What is the relationship between addiction, such as alcoholism, and mental illness?
In addition to physical damage, chronic drug use alters the brain’s chemistry and creates or exacerbates existing mental health and emotional issues. Chronic drug use may lead to paranoia, aggression, depression, or hallucinations.
Such mental health and emotional problems build on themselves. Drug users often suffer strained relationships due to their drug use, affecting family, friends, and coworkers. This in turn causes financial, legal, and work-related problems. As the problems build, the drug user may turn to drugs to escape the escalating cycle of emotional pain.

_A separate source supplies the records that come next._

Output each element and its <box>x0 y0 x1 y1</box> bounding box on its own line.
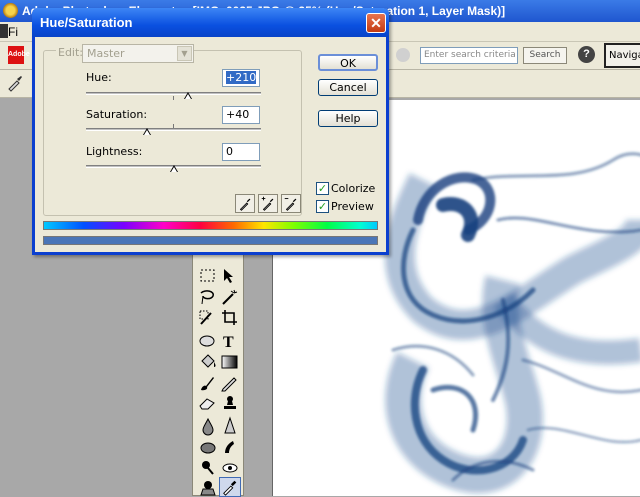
eyedropper-icon[interactable] <box>219 477 241 497</box>
search-button[interactable]: Search <box>523 47 567 64</box>
eyedropper-icon[interactable] <box>6 74 24 92</box>
eyedropper-plus-icon[interactable] <box>258 194 278 213</box>
saturation-field[interactable]: +40 <box>222 106 260 124</box>
pencil-icon[interactable] <box>219 373 241 393</box>
sponge-icon[interactable] <box>197 437 219 457</box>
eyedropper-minus-icon[interactable] <box>281 194 301 213</box>
blur-icon[interactable] <box>197 416 219 436</box>
hand-icon[interactable] <box>197 477 219 497</box>
chevron-down-icon[interactable]: ▼ <box>177 46 192 61</box>
input-spectrum-bar <box>43 221 378 230</box>
help-button[interactable]: Help <box>318 110 378 127</box>
web-icon[interactable] <box>396 48 410 62</box>
magic-wand-icon[interactable] <box>219 287 241 307</box>
edit-label: Edit: <box>56 46 86 59</box>
smudge-icon[interactable] <box>219 437 241 457</box>
colorize-label[interactable]: Colorize <box>331 182 375 195</box>
hue-label: Hue: <box>86 71 112 84</box>
close-icon[interactable]: ✕ <box>366 13 386 33</box>
hue-slider-track[interactable] <box>86 92 261 95</box>
marquee-icon[interactable] <box>197 266 219 286</box>
hue-value: +210 <box>226 71 257 84</box>
saturation-center-tick <box>173 124 174 128</box>
hue-slider-thumb[interactable] <box>183 92 192 99</box>
hue-center-tick <box>173 96 174 100</box>
toolbox-panel: T <box>192 250 244 497</box>
colorize-checkbox[interactable]: ✓ <box>316 182 329 195</box>
lightness-field[interactable]: 0 <box>222 143 260 161</box>
eyedropper-icon[interactable] <box>235 194 255 213</box>
sharpen-icon[interactable] <box>219 416 241 436</box>
lightness-label: Lightness: <box>86 145 143 158</box>
brush-icon[interactable] <box>197 373 219 393</box>
saturation-slider-thumb[interactable] <box>143 128 152 135</box>
selection-brush-icon[interactable] <box>197 308 219 328</box>
move-icon[interactable] <box>219 266 241 286</box>
edit-group-box <box>43 50 302 216</box>
gradient-icon[interactable] <box>219 352 241 372</box>
navigator-palette-tab[interactable]: Navigat <box>604 43 640 68</box>
crop-icon[interactable] <box>219 308 241 328</box>
saturation-label: Saturation: <box>86 108 148 121</box>
lasso-icon[interactable] <box>197 287 219 307</box>
preview-label[interactable]: Preview <box>331 200 374 213</box>
cancel-button[interactable]: Cancel <box>318 79 378 96</box>
saturation-slider-track[interactable] <box>86 128 261 131</box>
output-colorized-bar <box>43 236 378 245</box>
adobe-logo: Adobe <box>8 46 30 64</box>
type-icon[interactable]: T <box>219 331 241 351</box>
ok-button[interactable]: OK <box>318 54 378 71</box>
lightness-slider-thumb[interactable] <box>169 165 178 172</box>
menu-file[interactable]: Fi <box>8 25 18 39</box>
red-eye-icon[interactable] <box>219 457 241 477</box>
ellipse-icon[interactable] <box>197 331 219 351</box>
app-sun-icon <box>3 3 18 18</box>
search-input[interactable]: Enter search criteria <box>420 47 518 64</box>
dialog-title[interactable]: Hue/Saturation <box>32 8 389 37</box>
stamp-icon[interactable] <box>219 393 241 413</box>
hue-field[interactable]: +210 <box>222 69 260 87</box>
menu-doc-icon <box>0 24 8 38</box>
svg-text:T: T <box>223 334 234 351</box>
help-icon[interactable]: ? <box>578 46 595 63</box>
dodge-icon[interactable] <box>197 457 219 477</box>
eraser-icon[interactable] <box>197 393 219 413</box>
paint-bucket-icon[interactable] <box>197 352 219 372</box>
preview-checkbox[interactable]: ✓ <box>316 200 329 213</box>
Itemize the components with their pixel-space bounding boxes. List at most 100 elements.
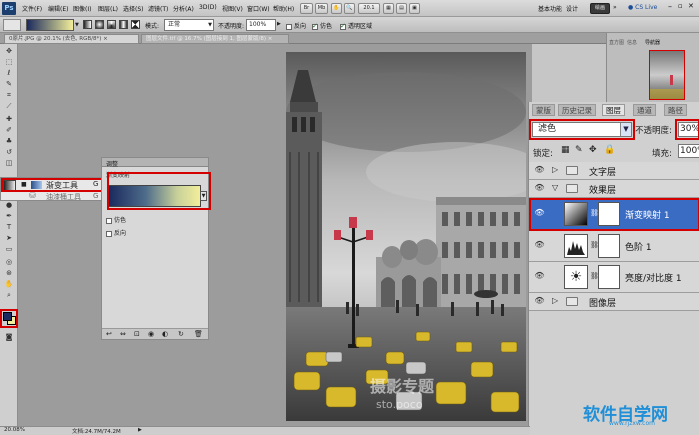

Can you recognize the signs of drug abuse?What Questions You Should Ask Yourself If You Use Drugs?
- Do I need to drink alcohol to socialize?
- Do I ever feel ashamed of my drinking?
- Do I feel anxious if I can’t get my (heroin, cocaine, prescription painkillers, etc.)?
- Do I feel paranoid?
- Do I always feel sedated?
- Do I take more than the doctor’s recommended amount of drugs I’ve been prescribed?
- Do I ever take someone else’s prescription drug?
- Do I hide how much prescribed medicine I’m taking from my doctor?
- Do I have trouble with relationships because of my drug use (including drinking)?
If you answered yes to any of these questions, it’s time to seek professional substance abuse treatment.